$$3x+2y-z=4$$ $$4y-2z+6x=8$$ $$x-2y=5$$
I found that the first two equations were the same. Then, looking at the second and third equations, I thought the answer was No Solution, because I couldn't find a way to solve it, but instead the answer was Infinitely Many Solutions. Can someone explain this to me?
On
Let $z=t$ and removing the second equations, your problem reduced to
$$3x+2y=4+t$$ $$x-2y=5$$
Summing the two equations up, we have
$$4x=9+t$$
and we can conclude that $$x=\frac{9+t}{4}$$
Can you use $x=\frac{9+t}{4}$ and $x-2y=5$ to express $y$ in terms of $t$?

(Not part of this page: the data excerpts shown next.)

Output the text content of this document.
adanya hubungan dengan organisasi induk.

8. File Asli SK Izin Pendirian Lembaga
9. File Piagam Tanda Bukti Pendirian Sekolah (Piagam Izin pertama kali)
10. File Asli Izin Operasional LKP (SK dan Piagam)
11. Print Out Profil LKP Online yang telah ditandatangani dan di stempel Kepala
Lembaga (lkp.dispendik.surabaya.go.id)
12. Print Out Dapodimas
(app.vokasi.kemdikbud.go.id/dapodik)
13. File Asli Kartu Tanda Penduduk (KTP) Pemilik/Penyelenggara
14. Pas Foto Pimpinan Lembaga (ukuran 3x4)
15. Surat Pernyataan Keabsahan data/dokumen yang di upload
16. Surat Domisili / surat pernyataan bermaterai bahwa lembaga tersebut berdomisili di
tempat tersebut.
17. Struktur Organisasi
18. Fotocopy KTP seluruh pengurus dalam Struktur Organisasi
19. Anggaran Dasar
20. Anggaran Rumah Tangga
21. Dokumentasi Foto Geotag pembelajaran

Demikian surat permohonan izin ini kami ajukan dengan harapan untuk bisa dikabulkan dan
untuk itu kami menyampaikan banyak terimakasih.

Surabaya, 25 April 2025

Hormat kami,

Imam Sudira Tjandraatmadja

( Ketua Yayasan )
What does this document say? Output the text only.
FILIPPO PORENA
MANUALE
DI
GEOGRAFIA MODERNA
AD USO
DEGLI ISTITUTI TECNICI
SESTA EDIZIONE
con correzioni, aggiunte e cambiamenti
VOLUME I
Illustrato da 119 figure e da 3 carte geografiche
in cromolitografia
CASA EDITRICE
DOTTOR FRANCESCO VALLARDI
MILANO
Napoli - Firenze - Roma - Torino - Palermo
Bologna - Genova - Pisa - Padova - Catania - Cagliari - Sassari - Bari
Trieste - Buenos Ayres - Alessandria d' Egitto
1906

Whenever you fix a value of $t$, you obtain a different solutions of $(x,y,z)$, hence there are infinitely many solutions.
On
The system depends on the arbitrary choice of one of the unknowns. Indeed, it is equivalent to $$\begin{cases}3x-2y-z=4\\x-2y=5\end{cases}\iff\begin{cases} x=5+2y\\z=-4+3x+2y=11+8y\end{cases}$$ So the set of solutions is $$\begin{pmatrix} x\\y\\z\end{pmatrix}=\begin{pmatrix} 5\\0\\11\end{pmatrix}+y\begin{pmatrix} 2\\1\\8\end{pmatrix}.$$
On
This is the same as$$\begin{bmatrix}3&2&-1\\6&4&-2\\4&-2&0\end{bmatrix}\begin{bmatrix}x\\y\\z\end{bmatrix}=\begin{bmatrix}4\\8\\5\end{bmatrix}$$
Since $\begin{bmatrix}3&2&-1\\6&4&-2\\4&-2&0\end{bmatrix}$ is non-invertable, it suggests 0 or infinite solutions.

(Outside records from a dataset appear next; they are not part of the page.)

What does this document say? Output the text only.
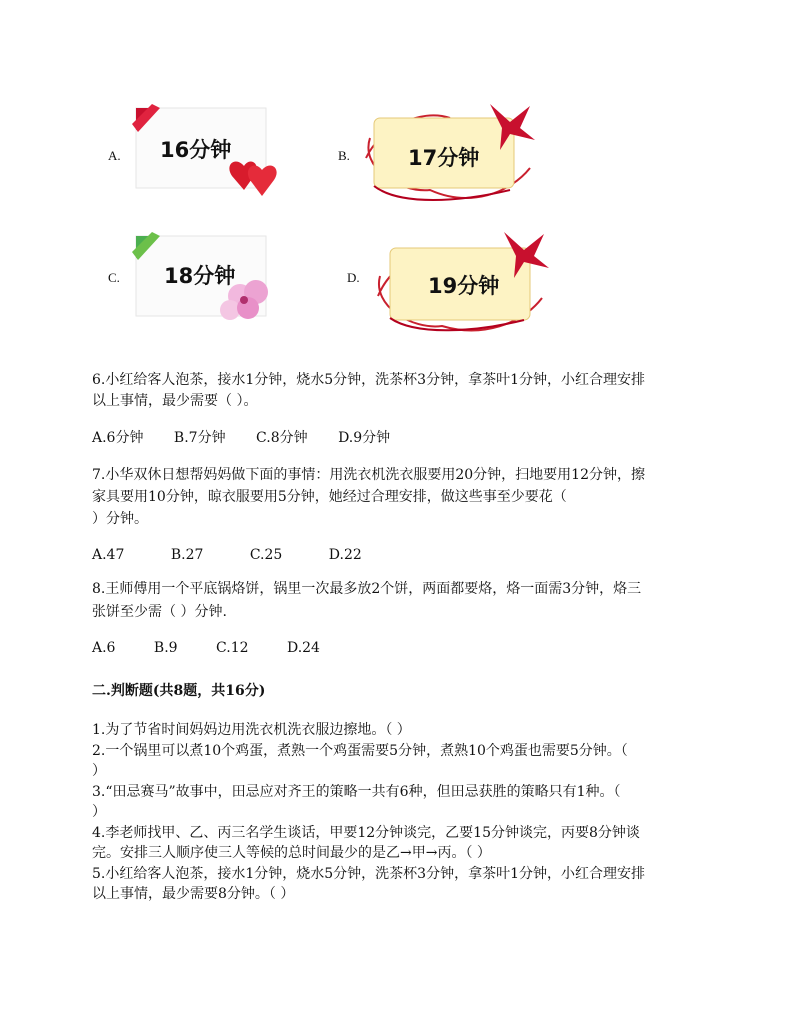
A. 16分钟	B.	17分钟
C. 18分钟	D.	19分钟
6.小红给客人泡茶，接水1分钟，烧水5分钟，洗茶杯3分钟，拿茶叶1分钟，小红合理安排
以上事情，最少需要（ ）。
A.6分钟 B.7分钟 C.8分钟 D.9分钟
7.小华双休日想帮妈妈做下面的事情：用洗衣机洗衣服要用20分钟，扫地要用12分钟，擦
家具要用10分钟，晾衣服要用5分钟，她经过合理安排，做这些事至少要花（
）分钟。
A.47	B.27	C.25	D.22
8.王师傅用一个平底锅烙饼，锅里一次最多放2个饼，两面都要烙，烙一面需3分钟，烙三
张饼至少需（ ）分钟.
A.6	B.9	C.12	D.24
二.判断题(共8题，共16分)
1.为了节省时间妈妈边用洗衣机洗衣服边擦地。（ ）
2.一个锅里可以煮10个鸡蛋，煮熟一个鸡蛋需要5分钟，煮熟10个鸡蛋也需要5分钟。（
）
3.“田忌赛马”故事中，田忌应对齐王的策略一共有6种，但田忌获胜的策略只有1种。（
）
4.李老师找甲、乙、丙三名学生谈话，甲要12分钟谈完，乙要15分钟谈完，丙要8分钟谈
完。安排三人顺序使三人等候的总时间最少的是乙→甲→丙。（ ）
5.小红给客人泡茶，接水1分钟，烧水5分钟，洗茶杯3分钟，拿茶叶1分钟，小红合理安排
以上事情，最少需要8分钟。（ ）
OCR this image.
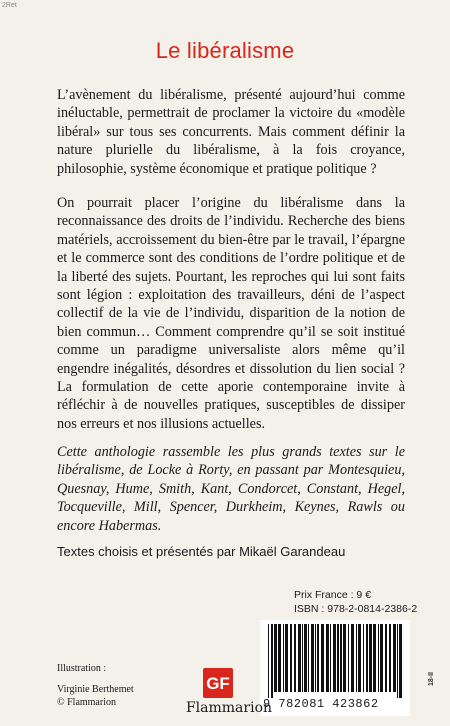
2Ret
Le libéralisme
L’avènement du libéralisme, présenté aujourd’hui comme inéluctable, permettrait de proclamer la victoire du «modèle libéral» sur tous ses concurrents. Mais comment définir la nature plurielle du libéralisme, à la fois croyance, philosophie, système économique et pratique politique ?
On pourrait placer l’origine du libéralisme dans la reconnaissance des droits de l’individu. Recherche des biens matériels, accroissement du bien-être par le travail, l’épargne et le commerce sont des conditions de l’ordre politique et de la liberté des sujets. Pourtant, les reproches qui lui sont faits sont légion : exploitation des travailleurs, déni de l’aspect collectif de la vie de l’individu, disparition de la notion de bien commun… Comment comprendre qu’il se soit institué comme un paradigme universaliste alors même qu’il engendre inégalités, désordres et dissolution du lien social ? La formulation de cette aporie contemporaine invite à réfléchir à de nouvelles pratiques, susceptibles de dissiper nos erreurs et nos illusions actuelles.
Cette anthologie rassemble les plus grands textes sur le libéralisme, de Locke à Rorty, en passant par Montesquieu, Quesnay, Hume, Smith, Kant, Condorcet, Constant, Hegel, Tocqueville, Mill, Spencer, Durkheim, Keynes, Rawls ou encore Habermas.
Textes choisis et présentés par Mikaël Garandeau
Prix France : 9 €
ISBN : 978-2-0814-2386-2
9 782081 423862
Illustration :
Virginie Berthemet
© Flammarion
GF
Flammarion
18-II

Now we just have to find 1 solution to show it has infinite solutions.
Letting $y=0$, from $x-2y=5$, $x=5$, and then from $3x+2y-z=5$, $z=11$.
Generating solutions:
We can clearly see the first and second equations are identical, so we may forget about the second.
$$x=5+2y$$
Now plugging this into the first equation
$$z=3(5+2y)+2y-5=8y+10$$
As one of the equations is a duplicate, you can drop it and solve.

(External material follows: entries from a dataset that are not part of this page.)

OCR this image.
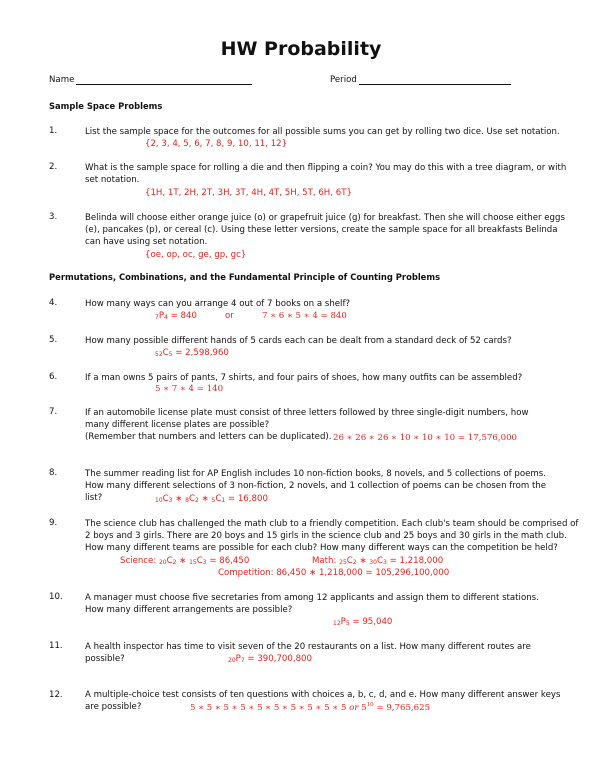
HW Probability
Name	Period
Sample Space Problems
1.	List the sample space for the outcomes for all possible sums you can get by rolling two dice. Use set notation.
{2, 3, 4, 5, 6, 7, 8, 9, 10, 11, 12}
2.	What is the sample space for rolling a die and then flipping a coin? You may do this with a tree diagram, or with set notation.
{1H, 1T, 2H, 2T, 3H, 3T, 4H, 4T, 5H, 5T, 6H, 6T}
3.	Belinda will choose either orange juice (o) or grapefruit juice (g) for breakfast. Then she will choose either eggs (e), pancakes (p), or cereal (c). Using these letter versions, create the sample space for all breakfasts Belinda can have using set notation.
{oe, op, oc, ge, gp, gc}
Permutations, Combinations, and the Fundamental Principle of Counting Problems
4.	How many ways can you arrange 4 out of 7 books on a shelf?
7P4 = 840	or	7 ∗ 6 ∗ 5 ∗ 4 = 840
5.	How many possible different hands of 5 cards each can be dealt from a standard deck of 52 cards?
52C5 = 2,598,960
6.	If a man owns 5 pairs of pants, 7 shirts, and four pairs of shoes, how many outfits can be assembled?
5 ∗ 7 ∗ 4 = 140
7.	If an automobile license plate must consist of three letters followed by three single-digit numbers, how many different license plates are possible?
(Remember that numbers and letters can be duplicated). 26 ∗ 26 ∗ 26 ∗ 10 ∗ 10 ∗ 10 = 17,576,000
8.	The summer reading list for AP English includes 10 non-fiction books, 8 novels, and 5 collections of poems. How many different selections of 3 non-fiction, 2 novels, and 1 collection of poems can be chosen from the list?	10C3 ∗ 8C2 ∗ 5C1 = 16,800
9.	The science club has challenged the math club to a friendly competition. Each club's team should be comprised of 2 boys and 3 girls. There are 20 boys and 15 girls in the science club and 25 boys and 30 girls in the math club. How many different teams are possible for each club? How many different ways can the competition be held?
Science: 20C2 ∗ 15C3 = 86,450	Math: 25C2 ∗ 30C3 = 1,218,000
Competition: 86,450 ∗ 1,218,000 = 105,296,100,000
10.	A manager must choose five secretaries from among 12 applicants and assign them to different stations. How many different arrangements are possible?
12P5 = 95,040
11.	A health inspector has time to visit seven of the 20 restaurants on a list. How many different routes are possible?	20P7 = 390,700,800
12.	A multiple-choice test consists of ten questions with choices a, b, c, d, and e. How many different answer keys
are possible?	5 ∗ 5 ∗ 5 ∗ 5 ∗ 5 ∗ 5 ∗ 5 ∗ 5 ∗ 5 ∗ 5 or $5^{10} = 9,765,625$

$$\begin{cases}3x+2y-z=4\\ x-2y=5\end{cases}$$
Let us move $z$ to the RHS and consider it as known to obtain a system of two equations in two unknowns,
$$\begin{cases}3x+2y=z+4\\ x-2y=5.\end{cases}$$
Then by elimination
$$\begin{cases}4x=z+9\\ 8y=z-11.\end{cases}$$
We can assign $z$ any value, yet get values of $x,y,z$ that satisfy all equations. For instance $(3,-1,3)$ or $(1,-2,-5)$. There are infinitely many others. In the solution space, $\mathbb R^3$, the solutions describe a straight line.